A new method could soon produce personalised blood stem cells to improve transplant outcomes for people with blood diseases, such as leukaemia and bone marrow disorders.
Researchers from Murdoch Children’s Research Institute (MCRI) in Australia have developed a way to turn human cells, like hair, skin, or blood cells, into haematopoietic stem cells.
Making stem cells from a patient’s own cells may one day eliminate the risk of significant illness or death associated with transplanting mismatched donor cells.
In their new study published in Nature Biotechnology, the scientists show the haematopoietic stem cells can be successfully transplanted in mouse models.
Haematopoietic stem cells found within the bone marrow can produce any type of blood cell, from the white blood cells of the immune system to the oxygen-carrying red blood cells, and the platelets responsible for blood clotting.
“The ability to take any cell from a patient, reprogram it into a stem cell and then turn these into specifically matched blood cells for transplantation will have a massive impact on these vulnerable patients’ lives,” says Elizabeth Ng, lead author of the study and Group Leader of the Blood Development Laboratory at MCRI.
“We have developed a workflow that has created transplantable blood stem cells that closely mirror those in the human embryo. Importantly, these human cells can be created at the scale and purity required for clinical use.”
The researchers first unravelled how blood stem cells form in human embryonic development so they could recreate the conditions in a dish in the laboratory.
Their method involves taking human cells and re-programming them using an already well-understood process into pluripotent stem cells – which have the capacity to differentiate into any cell of the body.

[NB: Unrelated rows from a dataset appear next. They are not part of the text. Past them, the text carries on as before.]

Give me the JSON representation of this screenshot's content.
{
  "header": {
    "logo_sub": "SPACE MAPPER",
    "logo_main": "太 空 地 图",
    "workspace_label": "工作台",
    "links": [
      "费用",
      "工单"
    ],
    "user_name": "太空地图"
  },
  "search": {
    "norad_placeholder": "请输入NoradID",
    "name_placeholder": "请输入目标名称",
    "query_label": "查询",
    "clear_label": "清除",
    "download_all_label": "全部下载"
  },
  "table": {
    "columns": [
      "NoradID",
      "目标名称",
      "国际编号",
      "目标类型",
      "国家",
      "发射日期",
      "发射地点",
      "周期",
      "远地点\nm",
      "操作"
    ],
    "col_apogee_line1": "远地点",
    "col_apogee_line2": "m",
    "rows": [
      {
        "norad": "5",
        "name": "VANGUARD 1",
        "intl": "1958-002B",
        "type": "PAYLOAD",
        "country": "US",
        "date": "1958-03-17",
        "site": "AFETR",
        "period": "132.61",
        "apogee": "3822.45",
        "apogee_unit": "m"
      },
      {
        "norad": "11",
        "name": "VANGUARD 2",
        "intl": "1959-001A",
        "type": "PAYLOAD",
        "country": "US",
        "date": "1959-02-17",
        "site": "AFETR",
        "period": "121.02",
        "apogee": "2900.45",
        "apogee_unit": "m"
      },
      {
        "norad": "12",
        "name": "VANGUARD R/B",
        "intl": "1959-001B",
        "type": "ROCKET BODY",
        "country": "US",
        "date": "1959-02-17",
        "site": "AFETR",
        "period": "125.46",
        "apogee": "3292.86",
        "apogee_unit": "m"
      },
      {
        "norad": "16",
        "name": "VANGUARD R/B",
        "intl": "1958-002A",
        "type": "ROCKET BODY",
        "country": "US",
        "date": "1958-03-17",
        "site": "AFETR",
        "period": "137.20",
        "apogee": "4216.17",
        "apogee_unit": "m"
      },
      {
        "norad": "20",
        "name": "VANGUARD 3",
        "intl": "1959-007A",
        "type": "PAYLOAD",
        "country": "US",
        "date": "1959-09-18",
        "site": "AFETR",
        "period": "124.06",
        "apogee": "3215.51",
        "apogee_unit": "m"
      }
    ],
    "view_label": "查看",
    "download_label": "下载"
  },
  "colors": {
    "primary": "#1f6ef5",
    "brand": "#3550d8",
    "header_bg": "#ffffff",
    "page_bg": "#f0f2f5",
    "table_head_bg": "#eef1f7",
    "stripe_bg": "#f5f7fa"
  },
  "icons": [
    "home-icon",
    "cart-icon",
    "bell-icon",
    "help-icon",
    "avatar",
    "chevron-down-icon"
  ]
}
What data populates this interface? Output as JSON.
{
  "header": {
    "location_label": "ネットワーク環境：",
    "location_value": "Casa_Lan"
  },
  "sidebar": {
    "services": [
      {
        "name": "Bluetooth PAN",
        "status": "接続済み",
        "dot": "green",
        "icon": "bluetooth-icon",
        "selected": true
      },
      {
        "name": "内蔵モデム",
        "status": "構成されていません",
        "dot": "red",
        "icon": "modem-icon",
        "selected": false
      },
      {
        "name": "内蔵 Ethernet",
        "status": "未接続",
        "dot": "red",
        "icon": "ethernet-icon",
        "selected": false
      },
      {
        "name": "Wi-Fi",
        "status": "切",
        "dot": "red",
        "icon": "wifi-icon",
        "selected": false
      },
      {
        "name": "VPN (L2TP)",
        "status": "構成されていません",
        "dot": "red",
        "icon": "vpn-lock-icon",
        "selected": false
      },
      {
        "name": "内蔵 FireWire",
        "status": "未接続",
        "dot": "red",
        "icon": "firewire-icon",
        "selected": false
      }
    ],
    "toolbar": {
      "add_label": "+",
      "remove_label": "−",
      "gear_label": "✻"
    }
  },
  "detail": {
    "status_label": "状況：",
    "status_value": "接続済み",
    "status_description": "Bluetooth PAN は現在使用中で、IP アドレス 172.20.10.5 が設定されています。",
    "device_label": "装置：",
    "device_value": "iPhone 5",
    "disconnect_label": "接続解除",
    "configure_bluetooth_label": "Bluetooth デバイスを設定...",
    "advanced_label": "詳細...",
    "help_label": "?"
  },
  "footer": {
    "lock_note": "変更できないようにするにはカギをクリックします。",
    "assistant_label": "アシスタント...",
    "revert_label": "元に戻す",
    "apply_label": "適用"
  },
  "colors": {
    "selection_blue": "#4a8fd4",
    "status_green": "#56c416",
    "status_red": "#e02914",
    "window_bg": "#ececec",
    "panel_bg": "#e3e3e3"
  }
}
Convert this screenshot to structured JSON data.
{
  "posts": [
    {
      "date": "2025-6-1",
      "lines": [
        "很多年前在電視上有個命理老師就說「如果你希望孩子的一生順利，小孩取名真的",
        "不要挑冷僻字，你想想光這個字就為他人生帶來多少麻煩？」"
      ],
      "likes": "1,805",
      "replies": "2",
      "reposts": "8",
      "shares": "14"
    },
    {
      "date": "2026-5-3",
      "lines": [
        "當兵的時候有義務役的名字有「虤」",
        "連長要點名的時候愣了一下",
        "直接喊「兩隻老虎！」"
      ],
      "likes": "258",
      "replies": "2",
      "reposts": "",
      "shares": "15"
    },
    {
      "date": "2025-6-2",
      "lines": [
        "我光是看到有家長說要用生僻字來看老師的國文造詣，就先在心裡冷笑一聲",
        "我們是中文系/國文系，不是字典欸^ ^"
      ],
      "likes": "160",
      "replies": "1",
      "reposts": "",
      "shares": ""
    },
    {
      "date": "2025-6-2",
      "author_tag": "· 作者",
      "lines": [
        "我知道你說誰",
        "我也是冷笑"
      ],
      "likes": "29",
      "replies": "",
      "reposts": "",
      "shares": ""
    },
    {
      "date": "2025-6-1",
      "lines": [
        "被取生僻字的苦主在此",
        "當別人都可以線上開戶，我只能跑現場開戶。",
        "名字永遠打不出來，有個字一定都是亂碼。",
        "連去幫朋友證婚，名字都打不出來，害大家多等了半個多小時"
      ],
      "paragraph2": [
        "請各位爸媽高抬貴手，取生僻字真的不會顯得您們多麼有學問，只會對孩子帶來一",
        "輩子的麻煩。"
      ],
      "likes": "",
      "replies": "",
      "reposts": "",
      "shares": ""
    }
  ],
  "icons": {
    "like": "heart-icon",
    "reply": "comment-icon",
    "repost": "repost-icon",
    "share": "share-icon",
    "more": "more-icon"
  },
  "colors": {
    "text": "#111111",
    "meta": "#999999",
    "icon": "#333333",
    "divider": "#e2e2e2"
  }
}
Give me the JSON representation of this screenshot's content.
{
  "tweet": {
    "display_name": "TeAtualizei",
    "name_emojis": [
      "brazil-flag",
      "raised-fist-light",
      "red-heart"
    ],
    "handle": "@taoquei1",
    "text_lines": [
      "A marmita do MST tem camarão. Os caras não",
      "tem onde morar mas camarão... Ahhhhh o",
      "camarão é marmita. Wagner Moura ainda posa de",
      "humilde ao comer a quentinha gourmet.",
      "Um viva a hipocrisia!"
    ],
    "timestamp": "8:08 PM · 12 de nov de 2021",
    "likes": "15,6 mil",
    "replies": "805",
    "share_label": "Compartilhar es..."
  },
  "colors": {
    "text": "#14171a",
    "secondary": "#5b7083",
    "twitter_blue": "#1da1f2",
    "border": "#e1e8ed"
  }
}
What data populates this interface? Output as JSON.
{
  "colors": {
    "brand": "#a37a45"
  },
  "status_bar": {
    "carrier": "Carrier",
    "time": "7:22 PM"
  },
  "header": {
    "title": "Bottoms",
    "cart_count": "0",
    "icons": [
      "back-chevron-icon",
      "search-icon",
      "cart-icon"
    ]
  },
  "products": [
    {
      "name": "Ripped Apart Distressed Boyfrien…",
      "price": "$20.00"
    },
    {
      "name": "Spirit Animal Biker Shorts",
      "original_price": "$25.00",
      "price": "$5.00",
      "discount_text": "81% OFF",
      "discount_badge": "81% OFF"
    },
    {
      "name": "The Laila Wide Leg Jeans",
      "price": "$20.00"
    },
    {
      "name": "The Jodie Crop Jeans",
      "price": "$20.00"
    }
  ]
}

The next step, taking pluripotent stem cells and providing the correct environment and signals to make them change into haematopoietic stem cells (and not the myriad other potential cells) had been the difficult part to crack.
“We differentiate those by turning them into structures we call embryoid bodies, which are in suspension in culture,” Ng explained in a science journalists’ news briefing.
“By giving them growth factors … they will differentiate to form endothelium, and this endothelium will then give rise to blood.
“The actual process of taking a pluripotent stem cell and making a blood stem cell takes about 16 days … Now that we understand it, that process can also be streamlined.”
The lab grown stem cells were then cryopreserved, mimicking procedures in human stem cell transplants, before being injected into immune deficient mice. Once inside the mouse they became functional bone marrow at similar levels to umbilical cord haematopoietic stem cell transplants, a proven benchmark of success.
Haematopoietic stem cell transplantation is a dangerous procedure used to treat life-threatening blood diseases by taking healthy cells from a donor and transplanting them into a recipient.
“Mismatched donor immune cells from the transplant can attack the recipient’s own tissues, leading to severe illness or death,” says co-author Andrew Elefanty, Group Leader of the Blood Diseases Laboratory at MCRI.
“Developing personalised, patient-specific blood stem cells will prevent these complications, address donor shortages and, alongside genome editing, help correct underlying causes of blood diseases.”
The team aims to conduct a phase one clinical trial to test the safety of transplanting the lab grown blood cells in humans within 5 years.